Additionally, the AIPod network includes a black-box detection mechanism to proactively identify hidden issues, such as bit-flip problems caused by switch chip defects, which can lead to packet corruption and loss without explicit failure detection. This mechanism ensures that every link is continuously monitored, and any connectivity issues trigger automatic localization and isolation, as well as alerts for rapid intervention by the operations team.

Beyond connectivity-related failures, the AIPod’s lossless network design, enabled by PFC technology, can also experience anomalies, such as PFC deadlocks or persistent PFC storms due to chip failures. The AIPod addresses these challenges through a performance telemetry platform, built on FiberMall’s custom switches, which provides visibility into any packet loss, PFC, or buffer anomalies, allowing for rapid detection and resolution before impacting the stability of large model training.

Achieving Ultra-Low Latency in AIPod Networks

While low latency is not a core consideration for large model training, where bandwidth is the primary concern, the AIPod network is also designed to support latency-sensitive AI workloads.

The key factors that can be optimized for low latency are fiber delay and switch queuing delay. The AIPod network optimizes the physical layout of the cluster to minimize the distance between servers, switches, and switches, allowing the use of shorter fiber connections to reduce the fiber propagation delay.

Additionally, the AIPod network optimizes the congestion control parameters to minimize the switch buffer occupancy, which directly impacts the queuing delay. With these optimizations, the AIPod can achieve microsecond-level network latency, which is negligible in the context of end-to-end large model training performance.

Leveraging High-Performance Storage in AIPod

In addition to the high-performance training network, the AIPod also leverages FiberMall’s high-performance storage capabilities, such as the elastic RDMA-based parallel file system (PFS) that can deliver up to 200Gbps per client, and the high-performance hardware load balancing instances for accessing cloud file storage (CFS) or object storage (BOS), providing over 10Gbps of stable bandwidth per client.

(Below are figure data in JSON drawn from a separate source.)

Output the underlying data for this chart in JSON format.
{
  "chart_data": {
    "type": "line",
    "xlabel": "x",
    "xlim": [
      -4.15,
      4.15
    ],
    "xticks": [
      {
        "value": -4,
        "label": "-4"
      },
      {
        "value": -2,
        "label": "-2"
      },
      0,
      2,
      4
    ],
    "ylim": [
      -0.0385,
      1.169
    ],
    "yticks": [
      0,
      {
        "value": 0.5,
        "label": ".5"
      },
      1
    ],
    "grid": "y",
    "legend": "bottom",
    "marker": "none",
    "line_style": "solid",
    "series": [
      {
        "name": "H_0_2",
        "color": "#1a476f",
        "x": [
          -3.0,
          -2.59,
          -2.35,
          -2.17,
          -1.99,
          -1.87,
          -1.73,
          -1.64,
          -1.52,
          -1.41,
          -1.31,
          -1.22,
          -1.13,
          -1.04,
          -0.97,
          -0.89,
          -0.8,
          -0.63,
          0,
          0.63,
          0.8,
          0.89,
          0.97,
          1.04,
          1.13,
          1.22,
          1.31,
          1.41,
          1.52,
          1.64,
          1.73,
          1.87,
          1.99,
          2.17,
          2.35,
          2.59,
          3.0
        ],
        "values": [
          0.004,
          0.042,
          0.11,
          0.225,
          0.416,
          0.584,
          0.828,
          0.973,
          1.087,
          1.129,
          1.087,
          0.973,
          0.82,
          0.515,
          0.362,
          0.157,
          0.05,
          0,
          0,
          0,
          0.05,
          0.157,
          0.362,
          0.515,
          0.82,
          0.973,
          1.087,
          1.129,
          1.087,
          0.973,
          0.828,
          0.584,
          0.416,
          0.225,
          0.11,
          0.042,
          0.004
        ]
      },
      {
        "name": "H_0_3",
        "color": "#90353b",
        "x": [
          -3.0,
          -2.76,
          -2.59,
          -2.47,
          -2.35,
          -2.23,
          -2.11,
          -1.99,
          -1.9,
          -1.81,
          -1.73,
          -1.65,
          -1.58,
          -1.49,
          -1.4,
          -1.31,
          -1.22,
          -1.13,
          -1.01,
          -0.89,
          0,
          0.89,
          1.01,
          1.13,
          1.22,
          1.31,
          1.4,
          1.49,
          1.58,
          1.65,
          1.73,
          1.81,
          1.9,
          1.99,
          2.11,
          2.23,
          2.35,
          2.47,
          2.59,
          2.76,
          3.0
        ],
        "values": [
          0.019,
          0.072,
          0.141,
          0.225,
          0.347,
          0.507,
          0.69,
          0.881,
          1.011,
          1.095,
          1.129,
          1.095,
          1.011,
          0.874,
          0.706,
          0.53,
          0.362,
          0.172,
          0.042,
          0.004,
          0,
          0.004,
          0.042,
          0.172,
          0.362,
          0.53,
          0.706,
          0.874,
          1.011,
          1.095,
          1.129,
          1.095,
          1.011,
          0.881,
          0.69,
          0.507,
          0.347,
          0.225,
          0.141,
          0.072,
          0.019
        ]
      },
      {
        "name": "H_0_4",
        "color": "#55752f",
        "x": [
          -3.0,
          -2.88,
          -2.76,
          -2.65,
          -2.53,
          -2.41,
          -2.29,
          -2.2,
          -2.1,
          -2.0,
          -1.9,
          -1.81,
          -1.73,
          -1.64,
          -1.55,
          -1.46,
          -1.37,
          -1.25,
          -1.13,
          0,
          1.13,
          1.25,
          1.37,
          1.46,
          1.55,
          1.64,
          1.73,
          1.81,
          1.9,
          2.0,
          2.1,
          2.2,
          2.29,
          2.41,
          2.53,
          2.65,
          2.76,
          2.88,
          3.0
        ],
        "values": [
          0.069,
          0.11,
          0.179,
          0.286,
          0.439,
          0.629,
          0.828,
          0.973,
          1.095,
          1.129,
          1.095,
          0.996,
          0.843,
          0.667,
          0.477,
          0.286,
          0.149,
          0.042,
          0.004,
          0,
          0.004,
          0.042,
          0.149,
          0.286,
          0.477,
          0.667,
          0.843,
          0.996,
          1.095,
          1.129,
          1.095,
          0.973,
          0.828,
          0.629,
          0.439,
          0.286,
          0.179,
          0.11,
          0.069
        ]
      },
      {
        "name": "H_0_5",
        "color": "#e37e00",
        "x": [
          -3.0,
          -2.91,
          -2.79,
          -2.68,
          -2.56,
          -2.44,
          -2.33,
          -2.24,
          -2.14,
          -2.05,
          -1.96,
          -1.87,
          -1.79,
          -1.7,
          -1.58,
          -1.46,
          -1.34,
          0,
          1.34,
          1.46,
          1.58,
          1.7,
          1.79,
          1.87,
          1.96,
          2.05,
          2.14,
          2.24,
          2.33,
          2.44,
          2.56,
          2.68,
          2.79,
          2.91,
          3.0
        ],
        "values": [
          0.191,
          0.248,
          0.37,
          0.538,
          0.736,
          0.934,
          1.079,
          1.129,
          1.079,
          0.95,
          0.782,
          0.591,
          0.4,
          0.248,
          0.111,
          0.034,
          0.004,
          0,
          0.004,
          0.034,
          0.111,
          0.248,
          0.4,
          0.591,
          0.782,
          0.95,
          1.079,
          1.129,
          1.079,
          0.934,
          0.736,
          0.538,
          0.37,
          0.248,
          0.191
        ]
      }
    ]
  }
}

These high-performance storage technologies contribute significantly to the overall computational efficiency of large model training.

AIPod Large Model Training in Practice

FiberMall has demonstrated the practical application of the AIPod network in large-scale model training, showcasing stable operation with per-GPU communication bandwidth exceeding 100Gbps on both RoCE and Infiniband clusters.

To support these large-scale training efforts, FiberMall has developed specialized tools, including a high-precision task visualization tool that can aggregate and analyze the network traffic data of thousands of parallel instances, as well as a fault diagnosis tool that can quickly identify the root cause of various anomalies, such as GPU failures or slow nodes, which can otherwise hinder the overall training performance.

The AIPod high-performance network, supporting tools, and storage capabilities enable FiberMall’s customers to train large models efficiently and cost-effectively, maintaining a leading position in the era of large-scale AI models.